Two ideas now dominate high-throughput model serving. Continuous batching (also called in-flight or iteration-level batching), introduced by the Orca system (Yu et al., OSDI 2022) and made mainstream by vLLM's PagedAttention (Kwon et al., SOSP 2023), admits and evicts requests between token steps rather than freezing a batch at admission, keeping the accelerator densely packed even as individual generations finish at different times; it is now the default in vLLM, TensorRT-LLM, and SGLang. Prefill/decode disaggregation, developed in DistServe (Zhong et al., OSDI 2024) and Splitwise (Patel et al., ISCA 2024) and shipped in production stacks through 2024 to 2026, separates the compute-bound prompt-processing phase from the memory-bandwidth-bound token-generation phase onto different replicas so each can batch on its own terms, since the two phases have opposite hardware appetites. Both ideas take the lesson of Output 23.1.1 (group work to feed the GPU) and apply it at finer grain than a fixed window allows. We develop continuous batching and disaggregation across a fleet in Chapter 24's distributed LLM serving; for now, read Code 23.1.1 as the first rung of a ladder these systems climb.
With the three properties named, the wrong reflex measured, and the chapter's agenda set, we are ready to build the fleet for real. The next section takes the spread-versus-batch finding and turns it into routing across many replicas: how to balance load when the unit of work is a batch rather than a request, and how to keep a stateful generation on the replica that holds its cache. That work begins in Section 23.2.
For each symptom, name which of the three properties from Section 1 (batching, replica cost and startup, KV-cache statefulness) is being mishandled, and which section of this chapter supplies the fix: (a) GPUs sit at five percent utilization while latency is fine, on a model that returns one classification per request; (b) a traffic spike triggers new replicas that come online after the spike has ended; (c) a multi-turn chat occasionally produces garbled continuations whenever a particular replica is busy and the request is re-routed. Explain why applying the fix for the wrong property would not help.

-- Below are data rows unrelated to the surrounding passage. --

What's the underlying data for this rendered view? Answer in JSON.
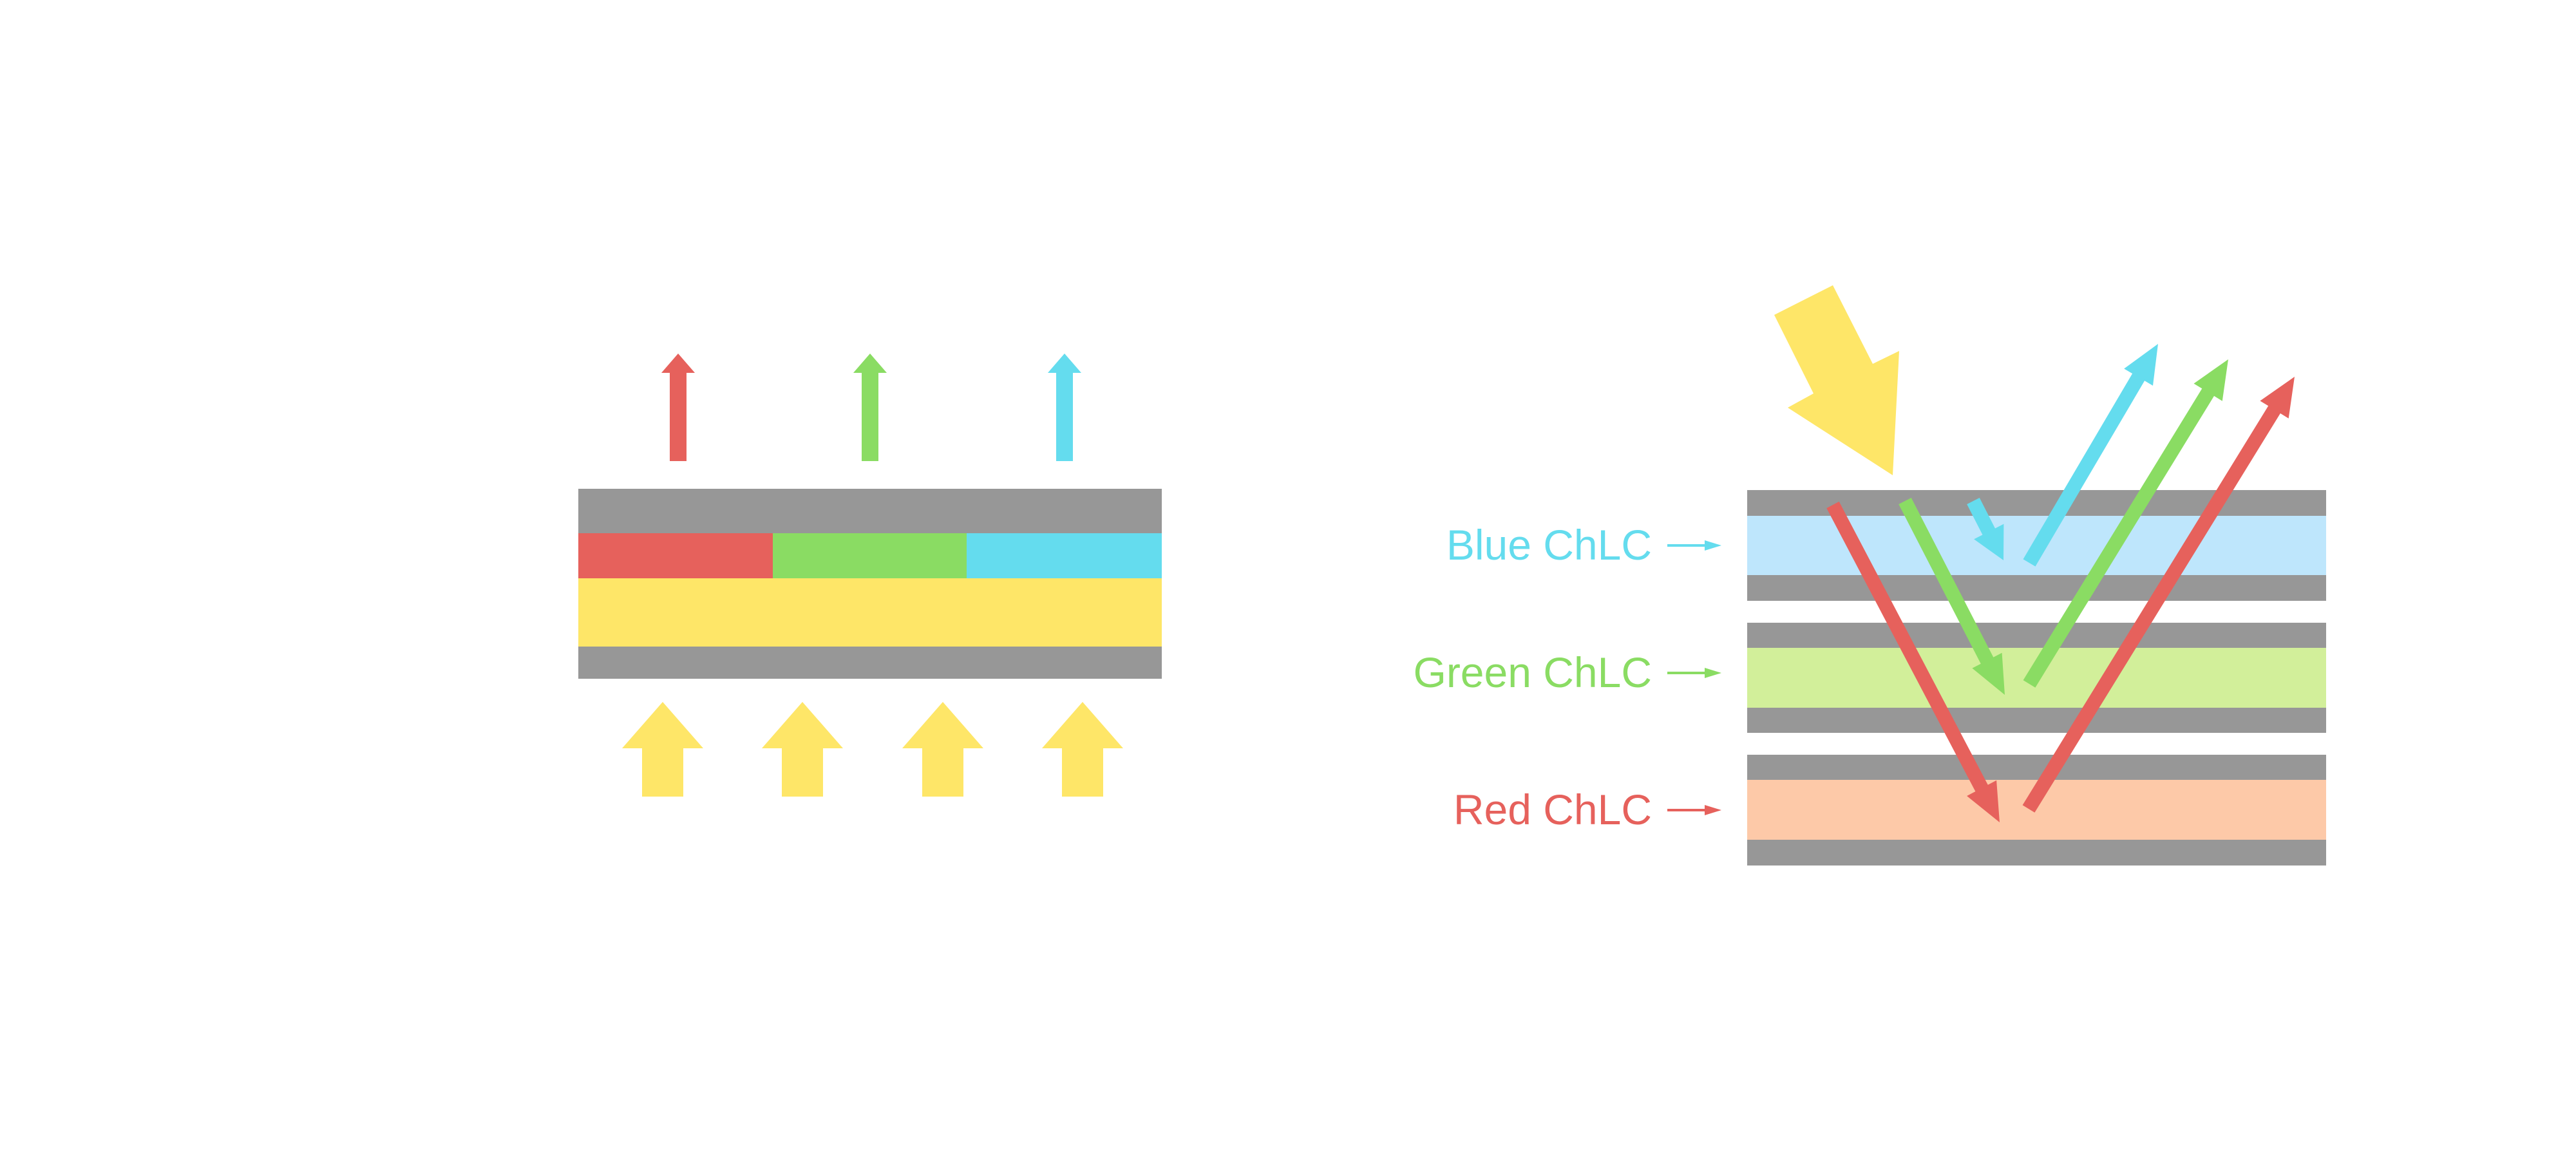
{
  "colors": {
    "red": "#E6615C",
    "green": "#8ADC63",
    "blue": "#64DCEE",
    "yellow": "#FEE668",
    "gray": "#979797",
    "blue_layer": "#BEE6FC",
    "green_layer": "#D2EF9A",
    "red_layer": "#FDC9A8"
  },
  "labels": {
    "blue": "Blue ChLC",
    "green": "Green ChLC",
    "red": "Red ChLC"
  }
}
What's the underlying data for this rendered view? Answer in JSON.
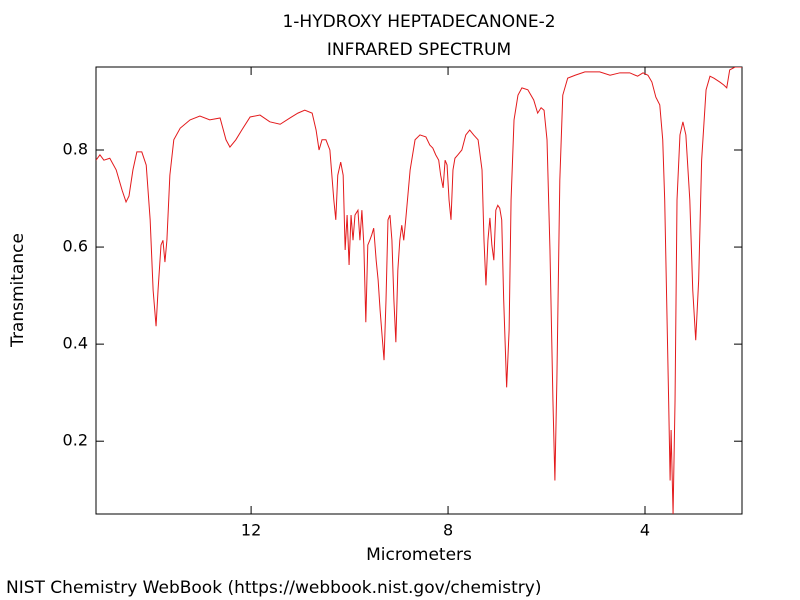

Extend Code 23.1.1 to sweep the accumulation WINDOW over the values $\{0, 2, 5, 10, 20, 50\}$ ms under a fixed moderate load (for example $1500$ requests over $6$ seconds, offered $250$ requests per second). Plot or tabulate throughput and p99 latency against the window. Identify the smallest window that already captures most of the throughput gain, and explain why pushing the window much larger buys little extra throughput while steadily raising latency. Relate the shape you find to the latency-throughput curve of Section 3.4.
A replica serves $120$ requests per second when warm and takes $90$ seconds to load its weights from cold. Traffic doubles instantaneously from $240$ to $480$ requests per second and stays there. Using only these numbers, estimate how long the fleet is under-provisioned if the autoscaler reacts to the spike by booting cold replicas, and how many requests queue up during that window. Then estimate the size of a warm pool (in pre-loaded idle replicas) needed to absorb the same doubling with no cold boots. Explain in one sentence why a web-serving autoscaler, which assumes millisecond startup, would size this pool at zero and be wrong. We make this analysis precise in Section 23.6.